De son côté, la direction de l'université pourrait se sentir
poussée à prendre des décisions hâtives en raison
de la pression publique. La prévention de toutes les formes de harcèlement
et de discrimination est l'une des priorités de la nouvelle direction,
comme l'indique le "plan d'action 2022-2026". L'objectif est d'offrir
un "environnement de travail ouvert et inclusif".
Quelles sont les
preuves ?
Plusieurs femmes contactées soulignent qu'un nombre impressionnant d'anciens
doctorants et doctorantes occupent désormais des postes à responsabilité
dans le monde académique. La qualité de la recherche a été
élevée jusqu'à la fin. De tels succès n'auraient
pas été possibles dans un climat de travail toxique, dit l'une
d'elles. Rien que dans les semaines et les mois à venir, plusieurs publications
du département Keller sont prévues dans des revues scientifiques
de renom.
Cela signifie-t-il que Keller est blanchi ? Bien sûr que non. L'université
aura eu ses raisons de se séparer de lui. Sur la base des entretiens
menés, il semble en tout cas exclu que le biologiste vedette soit parti
de son propre chef. Mais quelles preuves le rectorat a-t-il en main ? Et comment
faut-il les classer du point de vue du droit du travail ?
150 accusations
anonymes de harcèlement
Le contexte du départ de Keller est explosif : il y a moins de trois
mois, l'Université de Lausanne a publié les résultats d'une
enquête approfondie sur "l'ambiance de travail et d'études
à l'Unil". Plus de 3500 collaborateurs et étudiants y ont
participé de manière anonyme.
Les retours d'information concernant le harcèlement sexuel ont particulièrement
fait sensation. Pas moins de 150 personnes ont indiqué dans le questionnaire
avoir été victimes d'incidents physiques non désirés.
Dans 102 cas, il s'agissait de gestes, dans 42 cas d'attouchements et dans 4
cas même de viols. Les femmes ont fait nettement plus de déclarations
de ce type que les hommes.
La RTS mentionne l'enquête en bonne place dans son reportage sur Keller
et suggère au moins qu'il existe un lien entre les deux affaires.

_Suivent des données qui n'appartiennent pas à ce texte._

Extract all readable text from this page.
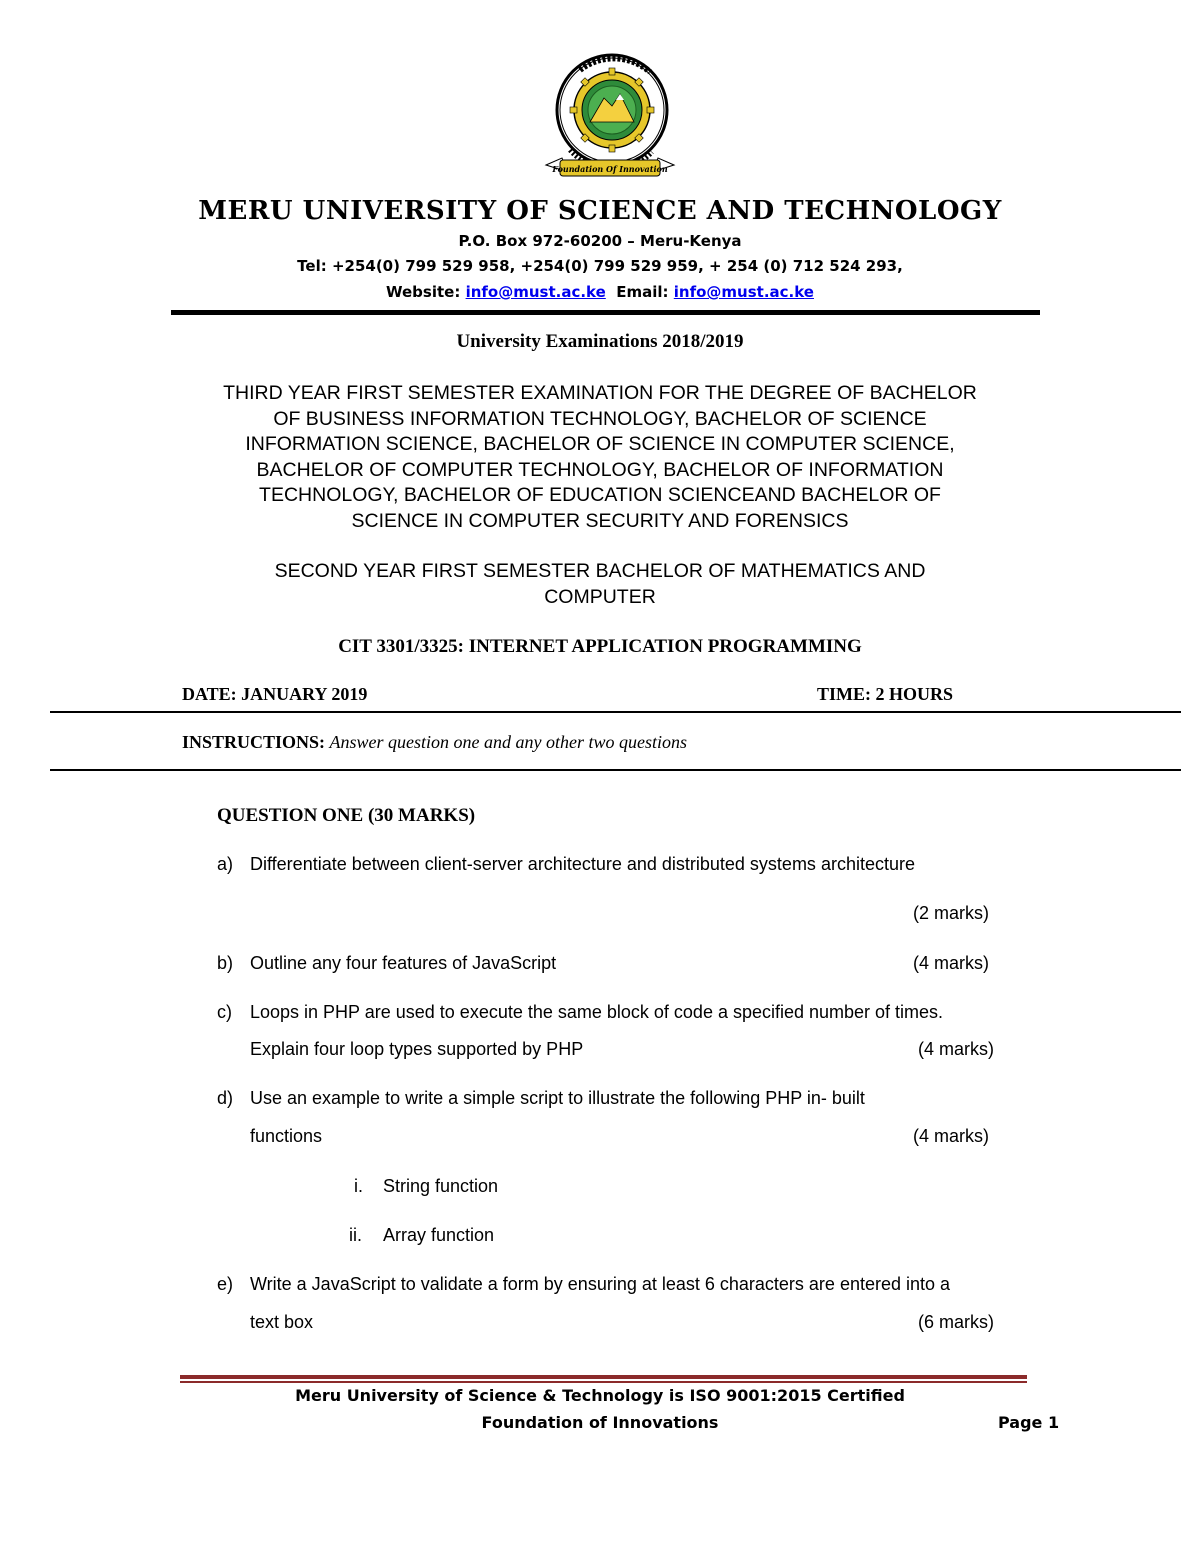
Foundation Of Innovation
MERU UNIVERSITY OF SCIENCE AND TECHNOLOGY
P.O. Box 972-60200 – Meru-Kenya
Tel: +254(0) 799 529 958, +254(0) 799 529 959, + 254 (0) 712 524 293,
Website: info@must.ac.ke Email: info@must.ac.ke
University Examinations 2018/2019
THIRD YEAR FIRST SEMESTER EXAMINATION FOR THE DEGREE OF BACHELOR
OF BUSINESS INFORMATION TECHNOLOGY, BACHELOR OF SCIENCE
INFORMATION SCIENCE, BACHELOR OF SCIENCE IN COMPUTER SCIENCE,
BACHELOR OF COMPUTER TECHNOLOGY, BACHELOR OF INFORMATION
TECHNOLOGY, BACHELOR OF EDUCATION SCIENCEAND BACHELOR OF
SCIENCE IN COMPUTER SECURITY AND FORENSICS
SECOND YEAR FIRST SEMESTER BACHELOR OF MATHEMATICS AND
COMPUTER
CIT 3301/3325: INTERNET APPLICATION PROGRAMMING
DATE: JANUARY 2019	TIME: 2 HOURS
INSTRUCTIONS: Answer question one and any other two questions
QUESTION ONE (30 MARKS)
a) Differentiate between client-server architecture and distributed systems architecture
(2 marks)
b) Outline any four features of JavaScript	(4 marks)
c) Loops in PHP are used to execute the same block of code a specified number of times.
Explain four loop types supported by PHP	(4 marks)
d) Use an example to write a simple script to illustrate the following PHP in- built
functions	(4 marks)
i. String function
ii. Array function
e) Write a JavaScript to validate a form by ensuring at least 6 characters are entered into a
text box	(6 marks)
Meru University of Science & Technology is ISO 9001:2015 Certified
Foundation of Innovations	Page 1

Mais
est-ce vraiment le cas, d'autant plus que l'enquête sur des allégations
présentées de manière anonyme prend généralement
des mois, voire des années ? Dans sa réponse sommaire, le service
de presse de l'université de Lausanne n'aborde pas la question.
Intervention d'avocats
externes
Mais elle affirme de manière générale que depuis l'entrée
en fonction de la nouvelle direction en été 2021, quatre enquêtes
ont été ouvertes (deux pour harcèlement psychologique,
deux pour harcèlement sexuel). Elle ajoute que le nombre de signalements
d'éventuels dysfonctionnements a légèrement augmenté
depuis la fin de l'année dernière, c'est-à-dire depuis
la publication du rapport. Cependant, tous les cas suspects ne donnent pas lieu
à une enquête, loin s'en faut. Si nécessaire, des avocats
externes spécialisés dans ce genre de situations sont engagés.
Des recherches montrent qu'il s'agit - du moins pour les accusations qui pourraient
concerner le professeur Keller - du Collectif de Défense, un collectif
d'avocats genevois. Celui-ci était déjà impliqué
dans les enquêtes menées à la suite des accusations portées
contre l'ex-présentateur de la RTS Darius Rochebin.
Les clarifications prendront des mois. Indépendamment de leurs résultats,
il faut s'attendre à ce que l'affaire Keller ait des conséquences
juridiques. Quoi qu'il en soit, il ne peut y avoir que des perdants.